In 1969, the same year that Apollo 9 safely returned to Earth after its manned mission to the moon, in the field of computer science, the first "Request for Comment" note, RFC 1, was published (Wikipedia Writers and Editors, 2018). While the structured science of computers was arguably in its infancy, the British logician Tony Hoare developed a way to use logic to check for correctness of a computer program that very year (Wikipedia Writers and Editors, January 2019). This remarkable achievement, I think, however, was overshadowed my his even greater achievements in the field, such as the development of quicksort in 1960.
Last year, I've taught myself logic to see if I just liked the subject at all, and I pretty much did! Deciding to push myself into the field of both mathematics and computer science, I've observed the everyday environment around me for any application of logic in any form. And I've come to an entertaining thought in the bathroom, while I was thinking in the still water of the bathtub:
Premise 1: \(A\to B\)
Premise 2: \(A\)
I could interpret this as there being a computer program called \(A\to B\) that, if I put \(A\) into it, it rewrites it into \(B\), and passes over to the rest of the control flow (program) if the input wasn't \(A\). While it might be deficient to call this a "function" of any kind, I do want to take the frequent "black-box" metaphor and call that a machine. Then, it is a rewriting machine, a one-direction substitution machine, and it's an if-then statement.

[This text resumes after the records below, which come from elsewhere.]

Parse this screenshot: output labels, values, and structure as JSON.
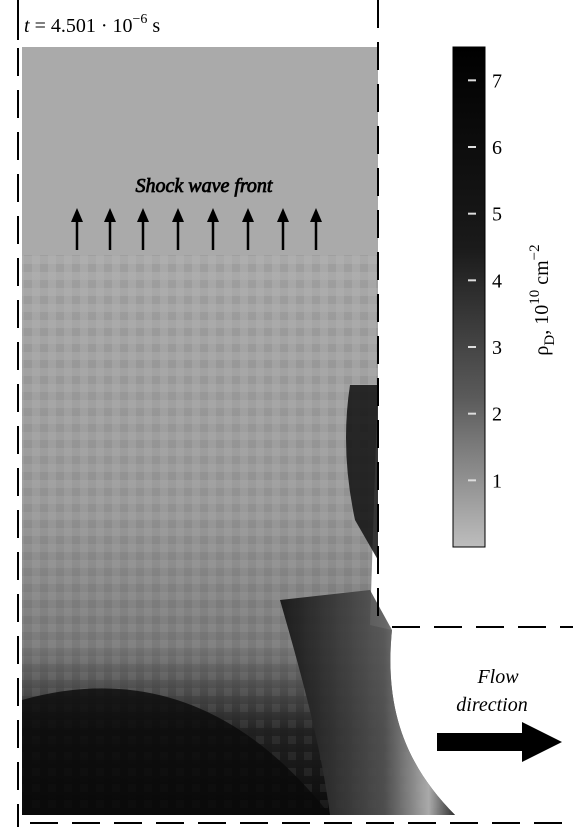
{
  "time_label": {
    "variable": "t",
    "equals": " = 4.501 · 10",
    "exponent": "−6",
    "unit": " s"
  },
  "annotations": {
    "shock_front": "Shock wave front",
    "flow_line1": "Flow",
    "flow_line2": "direction"
  },
  "colorbar": {
    "symbol": "ρ",
    "subscript": "D",
    "units_prefix": ", 10",
    "units_exponent": "10",
    "units_mid": " cm",
    "units_exponent2": "−2",
    "lim": [
      0,
      7.5
    ],
    "ticks": [
      1,
      2,
      3,
      4,
      5,
      6,
      7
    ]
  }
}
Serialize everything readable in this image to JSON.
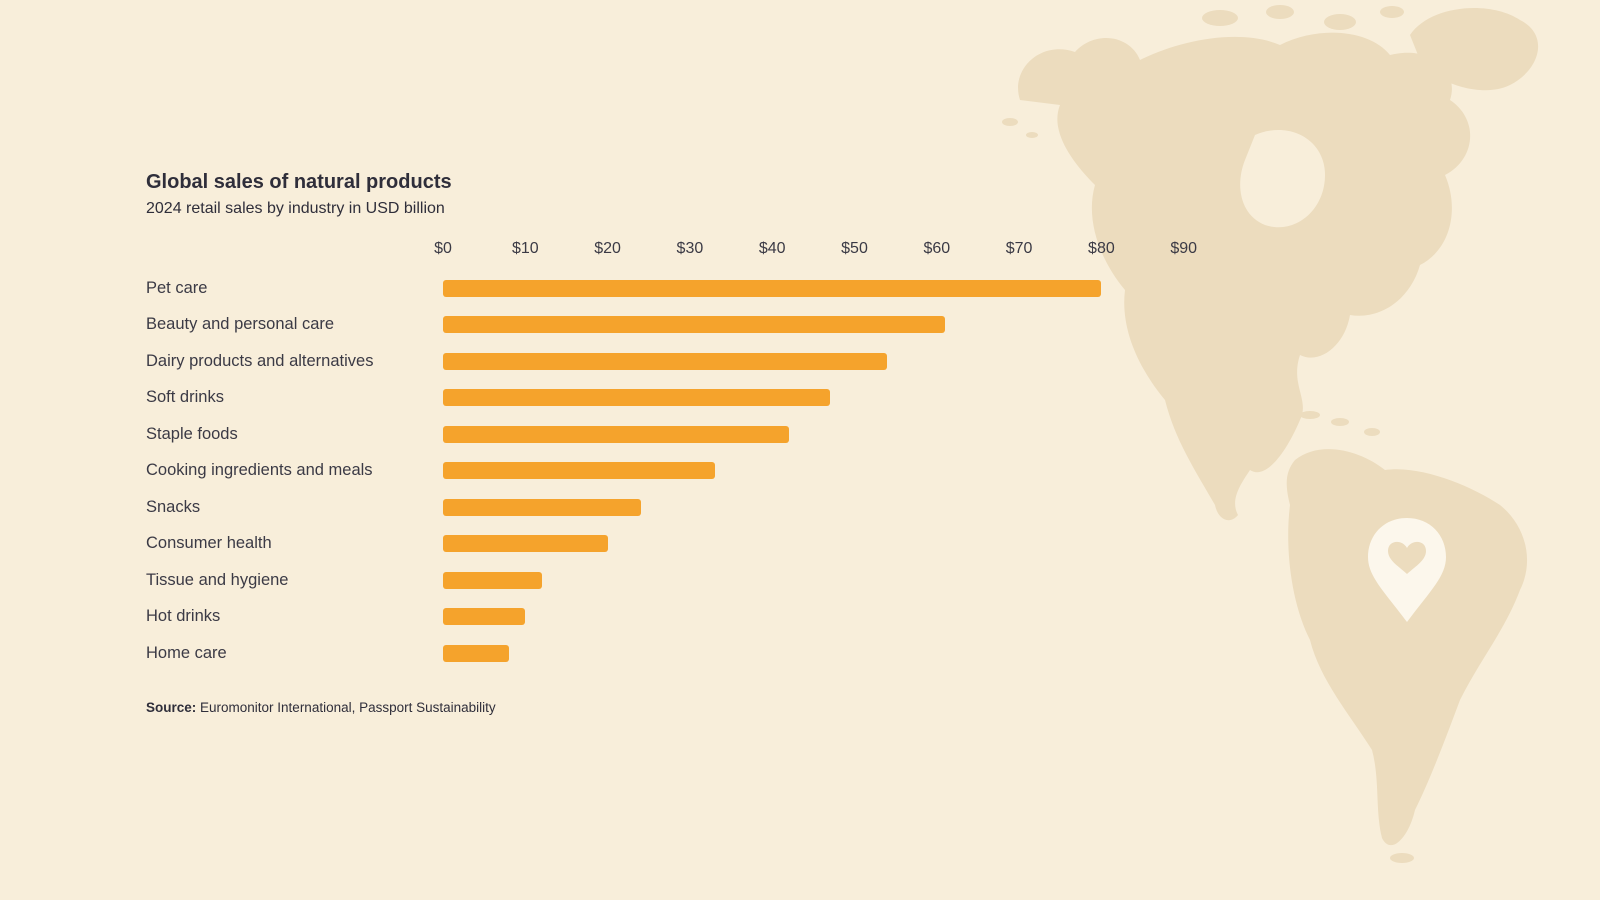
{
  "page": {
    "title": "Global sales of natural products",
    "subtitle": "2024 retail sales by industry in USD billion",
    "source_label": "Source:",
    "source_text": " Euromonitor International, Passport Sustainability"
  },
  "colors": {
    "background": "#f8eeda",
    "map_fill": "#ecdcbe",
    "pin_fill": "#fcf7ec",
    "bar_color": "#F5A32C",
    "text_dark": "#2f2e3a"
  },
  "chart_data": {
    "type": "bar",
    "orientation": "horizontal",
    "title": "Global sales of natural products",
    "subtitle": "2024 retail sales by industry in USD billion",
    "xlabel": "",
    "ylabel": "",
    "units": "USD billion",
    "axis_ticks": [
      "$0",
      "$10",
      "$20",
      "$30",
      "$40",
      "$50",
      "$60",
      "$70",
      "$80",
      "$90"
    ],
    "axis_range": [
      0,
      90
    ],
    "grid": false,
    "legend": false,
    "bar_color": "#F5A32C",
    "categories": [
      "Pet care",
      "Beauty and personal care",
      "Dairy products and alternatives",
      "Soft drinks",
      "Staple foods",
      "Cooking ingredients and meals",
      "Snacks",
      "Consumer health",
      "Tissue and hygiene",
      "Hot drinks",
      "Home care"
    ],
    "values": [
      80,
      61,
      54,
      47,
      42,
      33,
      24,
      20,
      12,
      10,
      8
    ],
    "source": "Source: Euromonitor International, Passport Sustainability"
  }
}
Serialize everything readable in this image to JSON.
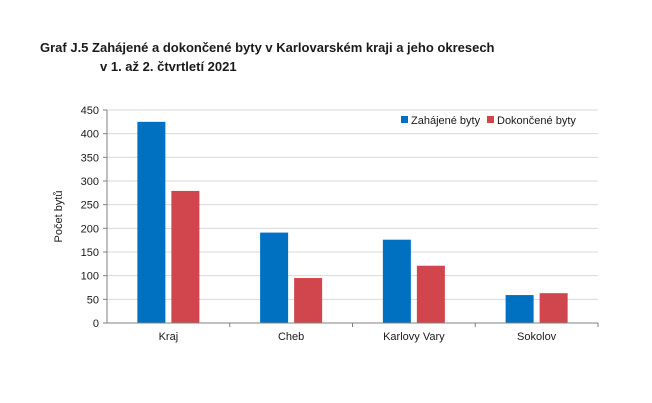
{
  "chart_data": {
    "type": "bar",
    "title_line1": "Graf J.5 Zahájené a dokončené byty v Karlovarském kraji a jeho okresech",
    "title_line2": "v 1. až 2. čtvrtletí 2021",
    "xlabel": "",
    "ylabel": "Počet bytů",
    "ylim": [
      0,
      450
    ],
    "yticks": [
      0,
      50,
      100,
      150,
      200,
      250,
      300,
      350,
      400,
      450
    ],
    "grid": true,
    "legend_position": "top-right",
    "categories": [
      "Kraj",
      "Cheb",
      "Karlovy Vary",
      "Sokolov"
    ],
    "series": [
      {
        "name": "Zahájené byty",
        "color": "#0070c0",
        "values": [
          425,
          191,
          176,
          59
        ]
      },
      {
        "name": "Dokončené byty",
        "color": "#d0464c",
        "values": [
          279,
          95,
          121,
          63
        ]
      }
    ]
  }
}
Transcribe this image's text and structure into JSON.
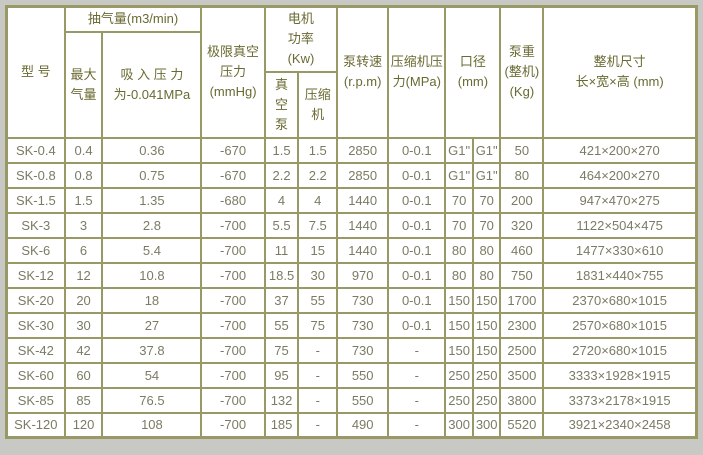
{
  "colors": {
    "outer_background": "#c8c8c4",
    "table_border": "#999966",
    "header_text": "#6a6a33",
    "body_text": "#7b7b64",
    "cell_background": "#ffffff"
  },
  "table": {
    "header": {
      "model": "型 号",
      "pumping_capacity_group": "抽气量(m3/min)",
      "max_air_volume": "最大\n气量",
      "suction_pressure": "吸 入 压 力\n为-0.041MPa",
      "ultimate_vacuum": "极限真空\n压力\n(mmHg)",
      "motor_power_group": "电机\n功率\n(Kw)",
      "vacuum_pump": "真\n空\n泵",
      "compressor": "压缩\n机",
      "pump_speed": "泵转速\n(r.p.m)",
      "compressor_pressure": "压缩机压\n力(MPa)",
      "caliber": "口径\n(mm)",
      "pump_weight": "泵重\n(整机)\n(Kg)",
      "overall_dimensions": "整机尺寸\n长×宽×高 (mm)"
    },
    "column_names": [
      "model",
      "max-air-volume",
      "suction-pressure",
      "ultimate-vacuum-pressure",
      "motor-power-vacuum-pump",
      "motor-power-compressor",
      "pump-speed",
      "compressor-pressure",
      "caliber-1",
      "caliber-2",
      "pump-weight",
      "overall-dimensions"
    ],
    "rows": [
      [
        "SK-0.4",
        "0.4",
        "0.36",
        "-670",
        "1.5",
        "1.5",
        "2850",
        "0-0.1",
        "G1\"",
        "G1\"",
        "50",
        "421×200×270"
      ],
      [
        "SK-0.8",
        "0.8",
        "0.75",
        "-670",
        "2.2",
        "2.2",
        "2850",
        "0-0.1",
        "G1\"",
        "G1\"",
        "80",
        "464×200×270"
      ],
      [
        "SK-1.5",
        "1.5",
        "1.35",
        "-680",
        "4",
        "4",
        "1440",
        "0-0.1",
        "70",
        "70",
        "200",
        "947×470×275"
      ],
      [
        "SK-3",
        "3",
        "2.8",
        "-700",
        "5.5",
        "7.5",
        "1440",
        "0-0.1",
        "70",
        "70",
        "320",
        "1122×504×475"
      ],
      [
        "SK-6",
        "6",
        "5.4",
        "-700",
        "11",
        "15",
        "1440",
        "0-0.1",
        "80",
        "80",
        "460",
        "1477×330×610"
      ],
      [
        "SK-12",
        "12",
        "10.8",
        "-700",
        "18.5",
        "30",
        "970",
        "0-0.1",
        "80",
        "80",
        "750",
        "1831×440×755"
      ],
      [
        "SK-20",
        "20",
        "18",
        "-700",
        "37",
        "55",
        "730",
        "0-0.1",
        "150",
        "150",
        "1700",
        "2370×680×1015"
      ],
      [
        "SK-30",
        "30",
        "27",
        "-700",
        "55",
        "75",
        "730",
        "0-0.1",
        "150",
        "150",
        "2300",
        "2570×680×1015"
      ],
      [
        "SK-42",
        "42",
        "37.8",
        "-700",
        "75",
        "-",
        "730",
        "-",
        "150",
        "150",
        "2500",
        "2720×680×1015"
      ],
      [
        "SK-60",
        "60",
        "54",
        "-700",
        "95",
        "-",
        "550",
        "-",
        "250",
        "250",
        "3500",
        "3333×1928×1915"
      ],
      [
        "SK-85",
        "85",
        "76.5",
        "-700",
        "132",
        "-",
        "550",
        "-",
        "250",
        "250",
        "3800",
        "3373×2178×1915"
      ],
      [
        "SK-120",
        "120",
        "108",
        "-700",
        "185",
        "-",
        "490",
        "-",
        "300",
        "300",
        "5520",
        "3921×2340×2458"
      ]
    ]
  }
}
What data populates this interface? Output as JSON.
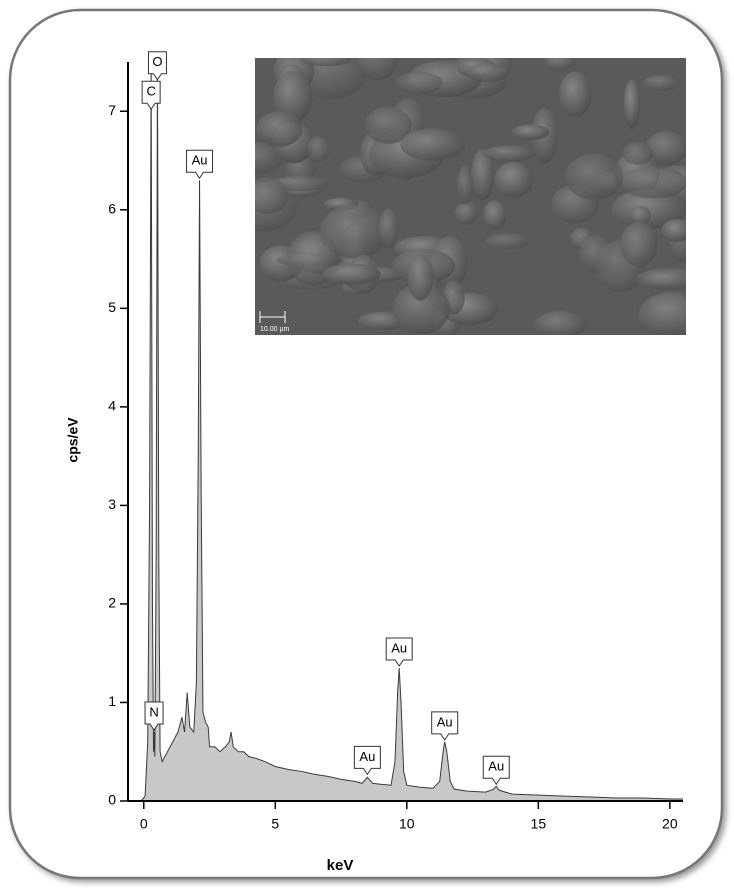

Someone might think further and think of relating all the logical things onto the programming world (which would be interesting). Conversely, they could implant those "while" and "do-while" kinds of statements onto logic. I do not think it is mere coincidence (or that we should leave it as coincidence) that a natural-deduction proof and a computer program may often look similar in form.
I'm thinking that, to do something like a while loop, I'd need to keep track of the truth values of those statements that I'm having. But specifics aside, I hope I might be able to come up with certain generalization about those statements, and use it for my own gain if I delved into the programming profession.
Taking this idea further, I might, in the future, study Hoare Logic, if me and some group of people are willing to invest in the subject, create problems and maintain wiki pages, for this potentially applicable and exciting idea: Hoare Logic, proposed first by the British logician Tony Hoare in 1969, was "a formal system with a set of logical rules for reasoning rigorously about the correctness of computer programs" (Wikipedia Writers and Editors, February 2019). The Wikipedia entry is extensive, but I believe certain many people here on Brilliant would be definitely interested in integrating symbolic logic into computer science in one of the most necessary steps of practical problem-solving: Checking your work (code). The humanly effort of reorganizing our knowledge of said Logic would till the fertile soil of an idea which had stood at the spotlight for nearly half a century, and some youths would benefit from it when they realize that there is a connection between logic and programming, and perhaps, they might be the same thing.
Yet, before further study, I want to refrain from talking about the topic because I don't want to be a crackpot.
Good night, -YuJin
Wikipedia Writers and Editors, "Hoare logic." Wikipedia. 12 Feb 2019. Web. Retrieved 18 Feb 2019.
Wikipedia Writers and Editors, "1969 in science." Wikipedia. 4 Dec 2018. Web. Retrieved 18 Feb 2019.
Wikipedia Writers and Editors, "Tony Hoare." Wikipedia. 28 Jan 2019. Web. Retrieved 18 Feb 2019.